- TNT Promotional Poster
- Genre: Space opera; Drama;
- Created by: J. Michael Straczynski
- Written by: J. Michael Straczynski
- Directed by: Janet Greek
- Starring: Jerry Doyle; Tracy Scoggins; Jeff Conaway; Richard Biggs; Ian McShane; Martin Sheen;
- Theme music composer: Christopher Franke
- Country of origin: United States
- Original language: English

Production
- Executive producers: Douglas Netter; J. Michael Straczynski;
- Producers: John Copeland; Skip Beaudine;
- Cinematography: Fred V. Murphy
- Editor: Suzanne Sternlicht
- Running time: 94 minutes
- Production companies: Babylonian Productions; Warner Bros. Television;

Original release
- Network: TNT
- Release: November 8, 1998

= Babylon 5: The River of Souls =

Babylon 5: The River of Souls is the third feature-length film set in the Babylon 5 universe. It was originally broadcast on November 8, 1998, on TNT, as one of two films shown over the 1998–1999 season to fill in the gap between the fifth season of Babylon 5 and the spin-off series Crusade.

==Plot synopsis==

After a short absence from Babylon 5, Michael Garibaldi returns to the station to meet with a person in his employ.

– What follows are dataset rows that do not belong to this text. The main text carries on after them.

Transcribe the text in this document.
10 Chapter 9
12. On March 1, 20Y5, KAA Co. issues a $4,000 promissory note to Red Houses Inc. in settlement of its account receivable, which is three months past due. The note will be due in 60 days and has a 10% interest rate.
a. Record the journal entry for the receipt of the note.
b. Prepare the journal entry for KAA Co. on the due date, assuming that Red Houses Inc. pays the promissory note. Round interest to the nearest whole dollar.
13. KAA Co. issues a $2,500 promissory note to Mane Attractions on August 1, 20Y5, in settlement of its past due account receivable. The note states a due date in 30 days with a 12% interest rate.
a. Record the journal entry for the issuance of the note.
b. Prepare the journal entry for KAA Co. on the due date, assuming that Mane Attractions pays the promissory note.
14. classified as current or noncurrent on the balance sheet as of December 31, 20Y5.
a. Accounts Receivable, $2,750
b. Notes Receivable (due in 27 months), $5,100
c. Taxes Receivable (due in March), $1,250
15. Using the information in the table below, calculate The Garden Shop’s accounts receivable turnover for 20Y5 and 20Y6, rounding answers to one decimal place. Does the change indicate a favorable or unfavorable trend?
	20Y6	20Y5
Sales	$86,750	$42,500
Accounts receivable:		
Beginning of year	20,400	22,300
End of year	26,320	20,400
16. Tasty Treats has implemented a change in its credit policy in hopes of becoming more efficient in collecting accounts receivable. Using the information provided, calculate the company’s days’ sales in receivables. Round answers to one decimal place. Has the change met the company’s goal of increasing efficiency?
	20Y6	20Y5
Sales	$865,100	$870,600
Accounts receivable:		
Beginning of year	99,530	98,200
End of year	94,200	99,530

An archaeologist in search of a means of immortality brings his most recent find to Babylon 5 – an orb containing one billion souls of an extinct race. Within days, a Soul Hunter (Martin Sheen) arrives claiming the orb was stolen from his people. With the assistance of the archaeologist, the souls break free from their captivity in the orb and bring havoc to the station.